Last month the National Trust made a submission to the West Gate Tunnel Project Environmental Effects Statement (EES) released by the Western Distributor Authority, following a 6 week exhibition process from 29 May to 10 July 2017. The National Trust’s primary concern regarding this project is the impact to natural heritage due to widespread losses of healthy mature trees, long term impacts on native vegetation, particularly within the waterways and environs of Moonee Ponds Creek and Stony Creek and the visual impact on heritage places. Substantial green infrastructure is proposed to be removed across entire footprint of the project with an estimated 3,347 trees degraded or removed, including 2,954 medium to long term viability trees. Read our full submission here.
Waterways and environs of Moonee Ponds Creek and Stony Creek
The environmental values of the Stony Creek and the Hyde Street reserve will be impacted by the off-ramp connecting the West Gate Freeway to Hyde Street proposed by the WGTP, pictured below. The construction of the off-ramp and its associated piers are considered to impact the flow and hydrology of Stony Creek and its associated vegetation. The EES documentation contained alternatives for the Hyde Street ramp across Stony Creek and we advocated for these options to be pursued.
The WGTP proposes to widen the CityLink crossing of Moonee Ponds Creek, with the addition of new on and off ramps. The ecological value of the Moonee Ponds Creek corridor will be compromised by this extended structure which will see more of this section of the creek under permanent shade, impacting on the natural heritage values of the site. While recognising that existing infrastructure already exists across the Moonee Ponds Creek, NTAV has concerns regarding this additional infrastructure which will impact on the City of Melbourne’s intentions to rejuvenate its ecological values in the future.
Westbound southern and northern portal ventilation structure
Portal and ventilation structures are proposed at each end of the tunnel component of the project. These are substantial built structures, with a height in excess of 50m and length of 200m. The scale and height of these portals will form a significant landmark dominating the surrounding landscapes of the Bradmill industrial site and the Yarraville Gardens. We submitted that the size and scale of the portal structures be reconsidered to account for the heritage values of the surrounding landscape and its residential setting.

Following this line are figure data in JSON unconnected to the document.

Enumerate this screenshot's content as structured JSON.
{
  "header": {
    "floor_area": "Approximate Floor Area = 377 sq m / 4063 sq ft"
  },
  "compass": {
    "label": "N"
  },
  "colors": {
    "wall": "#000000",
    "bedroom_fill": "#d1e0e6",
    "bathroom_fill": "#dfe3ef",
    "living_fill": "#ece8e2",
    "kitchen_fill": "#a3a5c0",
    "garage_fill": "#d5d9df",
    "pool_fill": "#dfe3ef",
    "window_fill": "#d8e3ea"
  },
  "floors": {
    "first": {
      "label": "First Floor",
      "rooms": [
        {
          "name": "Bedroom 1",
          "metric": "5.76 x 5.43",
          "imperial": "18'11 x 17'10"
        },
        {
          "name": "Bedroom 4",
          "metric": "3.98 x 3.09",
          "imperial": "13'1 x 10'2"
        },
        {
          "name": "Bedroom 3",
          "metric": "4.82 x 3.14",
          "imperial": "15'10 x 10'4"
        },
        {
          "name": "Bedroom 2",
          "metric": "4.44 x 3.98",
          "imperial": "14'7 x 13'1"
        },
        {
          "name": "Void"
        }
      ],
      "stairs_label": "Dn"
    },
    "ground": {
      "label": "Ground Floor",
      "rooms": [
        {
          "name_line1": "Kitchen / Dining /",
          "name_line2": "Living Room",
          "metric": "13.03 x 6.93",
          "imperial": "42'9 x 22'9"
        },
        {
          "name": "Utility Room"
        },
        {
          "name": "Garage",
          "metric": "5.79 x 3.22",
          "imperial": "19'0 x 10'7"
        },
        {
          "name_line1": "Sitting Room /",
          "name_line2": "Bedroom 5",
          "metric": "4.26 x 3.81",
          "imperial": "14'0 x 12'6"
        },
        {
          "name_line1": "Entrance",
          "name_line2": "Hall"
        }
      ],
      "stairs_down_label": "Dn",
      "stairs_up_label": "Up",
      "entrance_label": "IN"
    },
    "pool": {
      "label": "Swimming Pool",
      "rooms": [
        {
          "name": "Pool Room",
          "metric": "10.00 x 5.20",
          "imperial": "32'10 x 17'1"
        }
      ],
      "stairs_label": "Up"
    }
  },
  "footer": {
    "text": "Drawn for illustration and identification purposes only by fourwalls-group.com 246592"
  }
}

We maintain concerns regarding impacts on the Yarraville Gardens (HO138, City of Maribyrnong) including tree removal, groundwater drawdown and extent of nearby built infrastructure associated with the WGTP. The Yarraville Gardens are locally significant as the earliest surviving public garden in the municipality and contain a significant collection of mature trees. The combined visual impact of the portal, raised shared path and associated freeway infrastructure on the Yarraville Gardens will have a significant impact on the heritage values of the gardens. This impact is made more problematic given the scarcity of such values elsewhere in the municipality.
Maribyrnong River crossing
We have serious concerns that the WGTP proposed Maribyrnong River crossing adversely impacts upon the heritage significance and context of the Maribyrnong River, including view-lines and the associations of built heritage with the river environment. The height and scale of these bridges has an impact the river association and built context of several heritage buildings on the west side of the river. These buildings include the Barnett Glass Rubber factory (HO78, Maribyrnong City Council) and the Mowling’s Soap & Candle works (HO178, Maribyrnong City Council). The context of these buildings in relation to the Maribyrnong River and the surrounding urban environment will be permanently disrupted by the proposed bridges which overshadow the scale of these buildings. This would have an unreasonable impact on the Maribyrnong River context, view-lines and historical connections to the development of the city, and we submitted that detailed design and siting for these bridges should be reconsidered to mitigate these concerns, and in so doing be more responsive to the significance of the river environment.
An independent Inquiry and Advisory Committee (IAC) has been appointed to consider the EES and public submissions. The IAC will conduct public hearings that are scheduled to begin on 14 August 2017.